# Lazy-loading Pytorch Models

A simple example using PyTorch to demonstrate how to store a model's architecture separately and load weights from storage as needed.  This example will use a basic neural network, but the concept can be extended to larger language models.

## Imports

In [None]:
%pip install torch==2.3.1 torchvision==0.18.1 torchaudio==2.3.1 --index-url https://download.pytorch.org/whl/cpu

In [None]:
import torch
import torch.nn as nn
import os


## Create a simple model

In [None]:
class SimpleModel(nn.Module):
    def __init__(self):
        super(SimpleModel, self).__init__()
        self.fc1 = nn.Linear(10, 5)
        self.fc2 = nn.Linear(5, 2)

    def forward(self, x):
        x = torch.relu(self.fc1(x))
        x = self.fc2(x)
        return x

This example demonstrates the basic concept of separating model architecture from weights. 

In [None]:
def save_model_weights(model, path):
    os.makedirs(os.path.dirname(path), exist_ok=True)
    torch.save(model.state_dict(), path)

def load_model_weights(model, path):
    model.load_state_dict(torch.load(path))
    return model

In [None]:
# Create and save the model
model = SimpleModel()
save_model_weights(model, "weights/model_weights.pth")

## Loading weights

The get_model() function demonstrates the lazy loading concept:

* It first creates the model architecture (which is fast and lightweight).
* It then loads the weights from storage only when needed.

In [None]:
# Later, when you need to use the model:
def get_model():
    # Create the model architecture (this is fast and lightweight)
    model = SimpleModel()
    
    # Load weights only when needed (this is the potentially slow part)
    return load_model_weights(model, "weights/model_weights.pth")

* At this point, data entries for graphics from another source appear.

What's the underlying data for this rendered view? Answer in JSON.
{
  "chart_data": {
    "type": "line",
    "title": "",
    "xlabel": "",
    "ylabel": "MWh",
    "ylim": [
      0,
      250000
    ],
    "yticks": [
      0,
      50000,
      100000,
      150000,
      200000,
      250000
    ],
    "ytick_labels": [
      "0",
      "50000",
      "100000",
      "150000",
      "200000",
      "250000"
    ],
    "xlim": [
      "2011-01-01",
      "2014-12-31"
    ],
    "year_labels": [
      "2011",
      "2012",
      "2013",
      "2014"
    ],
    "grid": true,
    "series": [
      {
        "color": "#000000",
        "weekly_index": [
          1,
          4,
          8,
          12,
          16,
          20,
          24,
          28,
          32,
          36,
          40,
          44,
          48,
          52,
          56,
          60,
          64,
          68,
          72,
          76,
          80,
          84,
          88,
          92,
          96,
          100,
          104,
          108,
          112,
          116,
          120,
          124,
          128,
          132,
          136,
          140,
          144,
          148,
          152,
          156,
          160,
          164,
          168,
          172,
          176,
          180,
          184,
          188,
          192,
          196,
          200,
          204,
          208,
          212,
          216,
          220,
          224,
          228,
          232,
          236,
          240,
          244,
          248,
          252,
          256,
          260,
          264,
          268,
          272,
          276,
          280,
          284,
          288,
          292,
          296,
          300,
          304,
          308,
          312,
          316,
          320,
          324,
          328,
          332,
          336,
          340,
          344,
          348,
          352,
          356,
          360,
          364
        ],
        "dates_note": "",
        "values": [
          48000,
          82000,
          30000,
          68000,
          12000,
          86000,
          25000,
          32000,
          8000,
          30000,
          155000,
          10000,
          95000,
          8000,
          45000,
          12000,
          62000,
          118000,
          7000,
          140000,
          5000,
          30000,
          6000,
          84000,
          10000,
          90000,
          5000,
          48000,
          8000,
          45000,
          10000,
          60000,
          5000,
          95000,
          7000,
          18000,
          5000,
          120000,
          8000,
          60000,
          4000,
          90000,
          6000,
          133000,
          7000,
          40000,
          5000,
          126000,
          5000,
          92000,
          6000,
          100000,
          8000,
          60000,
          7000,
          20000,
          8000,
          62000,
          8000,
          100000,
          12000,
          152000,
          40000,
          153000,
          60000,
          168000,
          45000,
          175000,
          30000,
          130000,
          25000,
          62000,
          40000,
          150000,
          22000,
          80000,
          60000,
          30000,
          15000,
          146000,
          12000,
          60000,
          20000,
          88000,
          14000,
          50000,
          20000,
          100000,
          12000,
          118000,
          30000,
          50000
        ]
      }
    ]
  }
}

In a real-world scenario with large language models, you might extend this approach by:

* Using more efficient storage formats (e.g., memory-mapped files).
* Implementing partial loading of weights for specific layers or components.
* Utilizing asynchronous loading to minimize wait times.
* Employing caching strategies to keep frequently used weights in memory.

In [None]:
# Use the model
loaded_model = get_model()
input_data = torch.randn(1, 10)
output = loaded_model(input_data)
print(output)